Thursday, February 21, 2008

Why Men Are Different from Women

Elizabeth Zelvin

Peggy Ehrhart, whose debut mystery, Sweet Man Is Gone, will be out this summer from Five Star, wrote in a recent issue of First Draft, the Sisters in Crime Guppies newsletter, that she attributes male writers’ more confrontational approach to literary critique to evolution. In prehistoric society, she points out, men had to attack and rout rivals to achieve dominance in the gene pool, while women insured survival of the species by bearing and nurturing their young.

It’s a good explanation, but not the only way to arrive at the conclusion that men and women differ on the score of competitiveness vs cooperation, or, let’s say, autonomy vs connection. (And if you don’t agree that men critique more caustically than women overall, please join the discussion by leaving a comment.) Feminist psychologists first figured out about thirty years ago that what had hitherto been considered the norm for human personality development, as conceptualized by such influential thinkers as Freud and Erik Erikson, was in fact a description of male development. Women, they observed, develop quite differently, and they proceeded to back up this novel idea by studying thousands of growing girls (conspicuously absent from most previous studies) over the next three decades.

To put it simply, boys have to separate from their mothers in order to claim their identity as males. Girls don’t: they find out who they are by realizing they are “same as” rather than “different from” mom. So boys develop psychologically through a process of separation, while girls grow through an evolving gift for connection. That’s why boys have baseball card collections and girls have best friends. It’s why you can put a random group of women in a van on a three hour trip—say, to a mystery conference—and by the time they arrive they will know all about each other’s past and current love life, hormonal idiosyncrasies, and relationship with their mothers. Would an analogous group of men embark on such a conversation? No way.

I majored in English in college. But when I took Psychology 101, I learned about the Oedipus complex—or more accurately, the Oedipal crisis—that had to be resolved for a child to develop normally. Anyone who’s raised a son knows this must be true: little boys between three and five go through a phase of pushing dad away from mom. (I remember my own son at five saying, “No kissing! I’m the cop!”) But things got fuzzy as soon as someone, usually a woman, said, “But what about the girls?” The professor mumbled something about a comparable Electra complex. But it failed to convince. Thanks to some brilliant theoreticians (the best known is Carol Gilligan) of what’s called relational psychology, we now know why. Girls don’t have an identity crisis at the Oedipal age. They have one at puberty, at the age of eleven or twelve, when they have to separate a little from their female friends and (for the most part) turn to boys, so that—back to evolution and survival of the species—they can mate and reproduce.

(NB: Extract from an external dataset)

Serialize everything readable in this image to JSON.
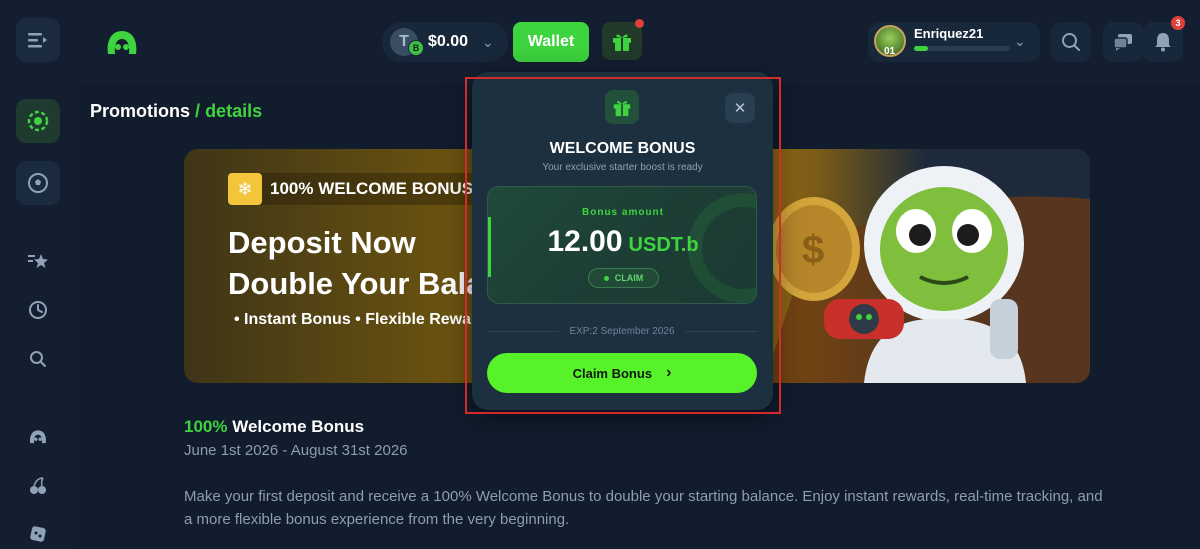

This fundamental difference at the core of personality may account for men’s preference overall for the novel of action—the thriller—and women’s for the novel of relationship—the traditional mystery. Of course there are exceptions. And of course we acquire to some degree the traits of the other gender, because we need both autonomy and connection to function in human society. But if you’ve ever wondered what it is that causes exasperated women to say, “Men!” and equally exasperated men to say, “Women!”—there is a reason.

3 comments:

Joyce Tremel said...

Interesting post, Liz.

I was from a family of all girls. My dad died when I was two, so we were truly all females. It was quite an adjustment when I ended up having two sons! Now I work with almost all men (police dept). I'm not sure what I'm trying to say here other than, yes, we are most certainly different!

Marta Stephens said...

Liz,

This is a great article. This line: "... boys develop psychologically through a process of separation, while girls grow through an evolving gift for connection." pretty much says it all.

Anonymous said...

A great article, and such a shame to see some fool also on blogger.com has stolen it.